Outro destaque é que, entre os anos 1970 e 1980, o engenheiro trabalhou em incorporadoras e já havia adquirido outros imóveis. Ao menos cinco propriedades mais antigas, com valor venal total de cerca de R$ 4,5 milhões, também foram integralizadas pela P3T.

Os investigadores identificaram, ainda, relação entre Paulo Preto e Adir Assad, operador financeiro hoje delator da Lava Jato. Uma das firmas de fachada de Assad chegou a repassar R$ 9.880 para o hotel Giprita em 2011. A Polícia Federal mostra também que, Assad foi apresentado a dirigentes de empreiteiras por Paulo Preto.

Suspeitas de desvios em obras tucanas não serão investigadas

Apesar de estar envolvido em suspeitas de desvios em obras de São Paulo, decorrente de suas atividades quando era diretor da Dersa, a nova fase da Lava Jato investiga apenas a relação de Paulo Preto como operador da Odebrecht (ele teria ajudado a empreiteira a pagar propinas a políticos e executivos da Petrobras).

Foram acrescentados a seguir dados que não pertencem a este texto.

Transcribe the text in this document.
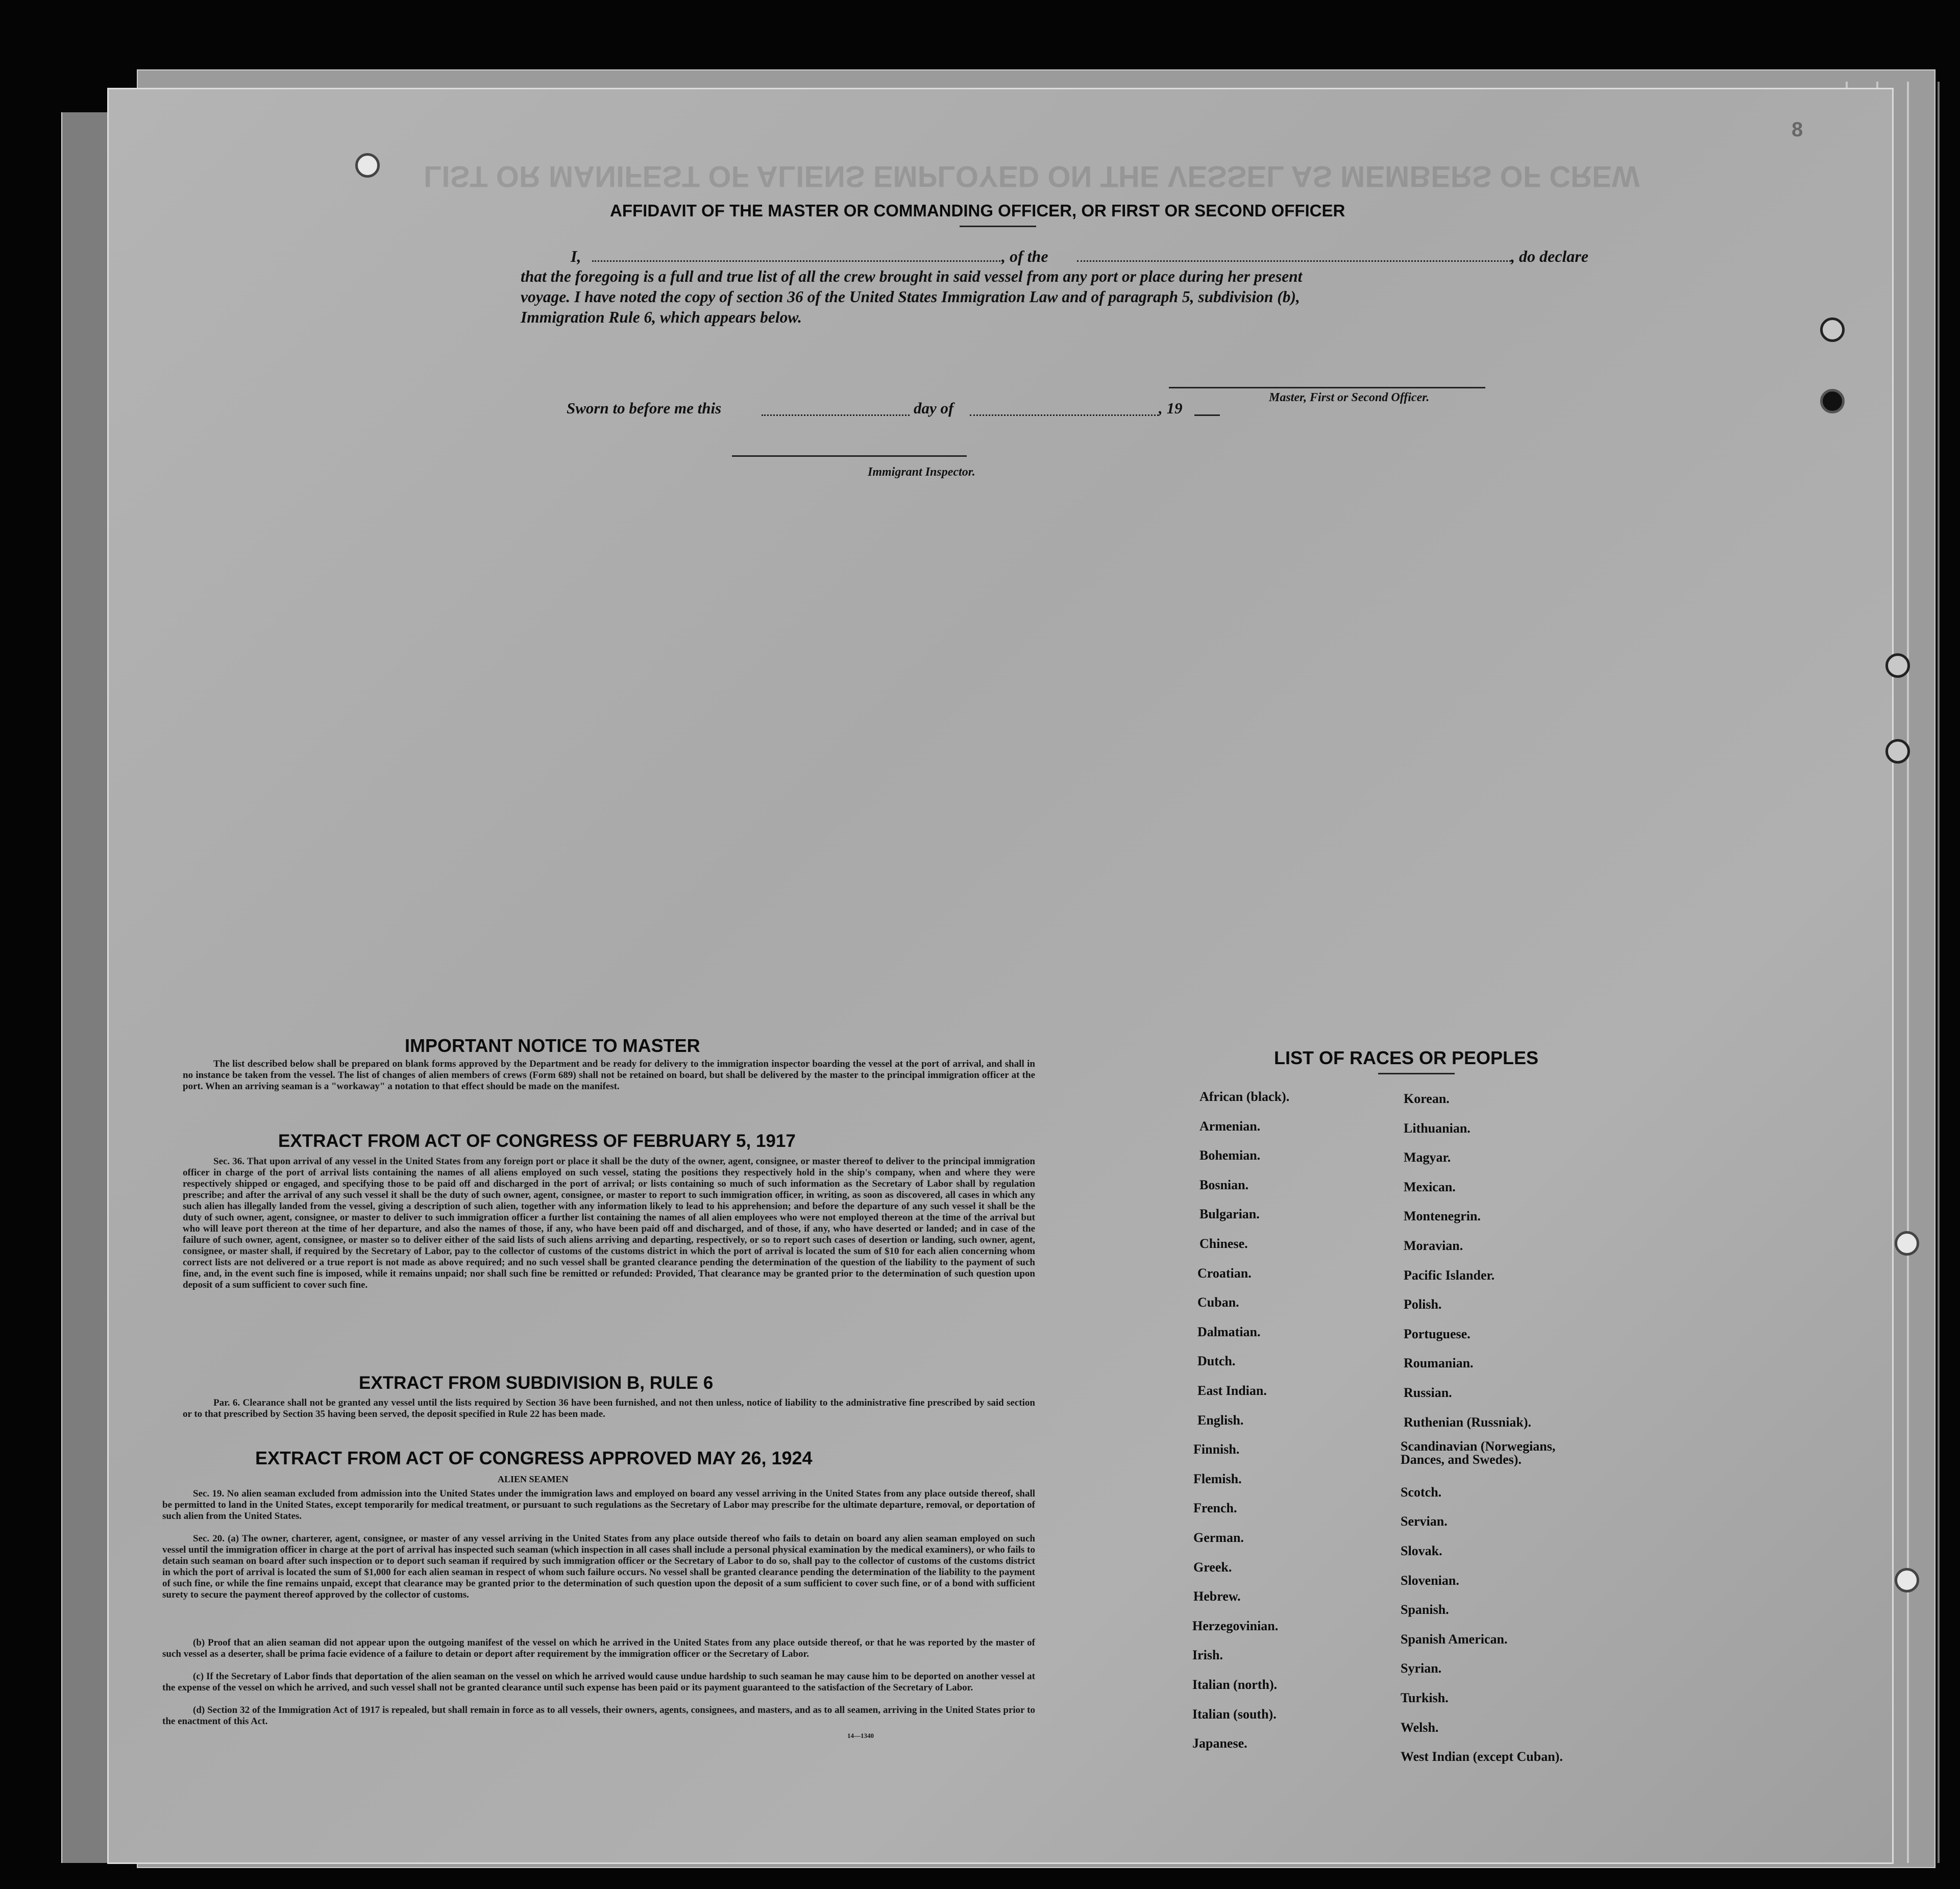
LIST OR MANIFEST OF ALIENS EMPLOYED ON THE VESSEL AS MEMBERS OF CREW
AFFIDAVIT OF THE MASTER OR COMMANDING OFFICER, OR FIRST OR SECOND OFFICER
I,	, of the	, do declare
that the foregoing is a full and true list of all the crew brought in said vessel from any port or place during her present
voyage. I have noted the copy of section 36 of the United States Immigration Law and of paragraph 5, subdivision (b),
Immigration Rule 6, which appears below.
Master, First or Second Officer.
Sworn to before me this	day of	, 19
Immigrant Inspector.
IMPORTANT NOTICE TO MASTER
The list described below shall be prepared on blank forms approved by the Department and be ready for delivery to the immigration inspector boarding the vessel at the port of arrival, and shall in no instance be taken from the vessel. The list of changes of alien members of crews (Form 689) shall not be retained on board, but shall be delivered by the master to the principal immigration officer at the port. When an arriving seaman is a "workaway" a notation to that effect should be made on the manifest.
EXTRACT FROM ACT OF CONGRESS OF FEBRUARY 5, 1917
Sec. 36. That upon arrival of any vessel in the United States from any foreign port or place it shall be the duty of the owner, agent, consignee, or master thereof to deliver to the principal immigration officer in charge of the port of arrival lists containing the names of all aliens employed on such vessel, stating the positions they respectively hold in the ship's company, when and where they were respectively shipped or engaged, and specifying those to be paid off and discharged in the port of arrival; or lists containing so much of such information as the Secretary of Labor shall by regulation prescribe; and after the arrival of any such vessel it shall be the duty of such owner, agent, consignee, or master to report to such immigration officer, in writing, as soon as discovered, all cases in which any such alien has illegally landed from the vessel, giving a description of such alien, together with any information likely to lead to his apprehension; and before the departure of any such vessel it shall be the duty of such owner, agent, consignee, or master to deliver to such immigration officer a further list containing the names of all alien employees who were not employed thereon at the time of the arrival but who will leave port thereon at the time of her departure, and also the names of those, if any, who have been paid off and discharged, and of those, if any, who have deserted or landed; and in case of the failure of such owner, agent, consignee, or master so to deliver either of the said lists of such aliens arriving and departing, respectively, or so to report such cases of desertion or landing, such owner, agent, consignee, or master shall, if required by the Secretary of Labor, pay to the collector of customs of the customs district in which the port of arrival is located the sum of $10 for each alien concerning whom correct lists are not delivered or a true report is not made as above required; and no such vessel shall be granted clearance pending the determination of the question of the liability to the payment of such fine, and, in the event such fine is imposed, while it remains unpaid; nor shall such fine be remitted or refunded: Provided, That clearance may be granted prior to the determination of such question upon deposit of a sum sufficient to cover such fine.
EXTRACT FROM SUBDIVISION B, RULE 6
Par. 6. Clearance shall not be granted any vessel until the lists required by Section 36 have been furnished, and not then unless, notice of liability to the administrative fine prescribed by said section or to that prescribed by Section 35 having been served, the deposit specified in Rule 22 has been made.
EXTRACT FROM ACT OF CONGRESS APPROVED MAY 26, 1924
ALIEN SEAMEN
Sec. 19. No alien seaman excluded from admission into the United States under the immigration laws and employed on board any vessel arriving in the United States from any place outside thereof, shall be permitted to land in the United States, except temporarily for medical treatment, or pursuant to such regulations as the Secretary of Labor may prescribe for the ultimate departure, removal, or deportation of such alien from the United States.
Sec. 20. (a) The owner, charterer, agent, consignee, or master of any vessel arriving in the United States from any place outside thereof who fails to detain on board any alien seaman employed on such vessel until the immigration officer in charge at the port of arrival has inspected such seaman (which inspection in all cases shall include a personal physical examination by the medical examiners), or who fails to detain such seaman on board after such inspection or to deport such seaman if required by such immigration officer or the Secretary of Labor to do so, shall pay to the collector of customs of the customs district in which the port of arrival is located the sum of $1,000 for each alien seaman in respect of whom such failure occurs. No vessel shall be granted clearance pending the determination of the liability to the payment of such fine, or while the fine remains unpaid, except that clearance may be granted prior to the determination of such question upon the deposit of a sum sufficient to cover such fine, or of a bond with sufficient surety to secure the payment thereof approved by the collector of customs.
(b) Proof that an alien seaman did not appear upon the outgoing manifest of the vessel on which he arrived in the United States from any place outside thereof, or that he was reported by the master of such vessel as a deserter, shall be prima facie evidence of a failure to detain or deport after requirement by the immigration officer or the Secretary of Labor.
(c) If the Secretary of Labor finds that deportation of the alien seaman on the vessel on which he arrived would cause undue hardship to such seaman he may cause him to be deported on another vessel at the expense of the vessel on which he arrived, and such vessel shall not be granted clearance until such expense has been paid or its payment guaranteed to the satisfaction of the Secretary of Labor.
(d) Section 32 of the Immigration Act of 1917 is repealed, but shall remain in force as to all vessels, their owners, agents, consignees, and masters, and as to all seamen, arriving in the United States prior to the enactment of this Act.
14—1340
LIST OF RACES OR PEOPLES
African (black).
Armenian.
Bohemian.
Bosnian.
Bulgarian.
Chinese.
Croatian.
Cuban.
Dalmatian.
Dutch.
East Indian.
English.
Finnish.
Flemish.
French.
German.
Greek.
Hebrew.
Herzegovinian.
Irish.
Italian (north).
Italian (south).
Japanese.
Korean.
Lithuanian.
Magyar.
Mexican.
Montenegrin.
Moravian.
Pacific Islander.
Polish.
Portuguese.
Roumanian.
Russian.
Ruthenian (Russniak).
Scandinavian (Norwegians, Dances, and Swedes).
Scotch.
Servian.
Slovak.
Slovenian.
Spanish.
Spanish American.
Syrian.
Turkish.
Welsh.
West Indian (except Cuban).
8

Segundo a Folha, o objetivo da Lava Jato é evitar que a investigação seja retirada do Paraná e enviada ao Supremo Tribunal Federal, caindo no colo do ministro Gilmar Mendes, pois envolveria ligação com políticos com foro privilegiado do PSDB, entre eles José Serra.

Na terça-feira, a PF também cumpriu mandado de apreensão em endereços ligados a Aloysio Nunes. Por causa disso ele pediu demissão do cargo de secretário pelo governador João Doria (PSDB), mesmo negando irregularidades.

Segundo a PF, Nunes recebeu um cartão de crédito entre o entre o Natal e Ano Novo de 2007, em um hotel em Barcelona, Espanha, quando era secretário da Casa Civil do governo de São Paulo, na gestão Serra. O cartão estava ligado a uma das contas movimentadas por Paulo Preto na Suíça.

A juíza Gabriela Hardt, substituta interina do ex-juiz Sérgio Moro, ordenou o bloqueio de R$ 100 milhões da conta de Preto, mas o Banco Central achou R$ 396,75. Os investigadores disseram, ainda, que o engenheiro estaria mantendo um “bunker” com cerca de R$ 100 milhões em espécie.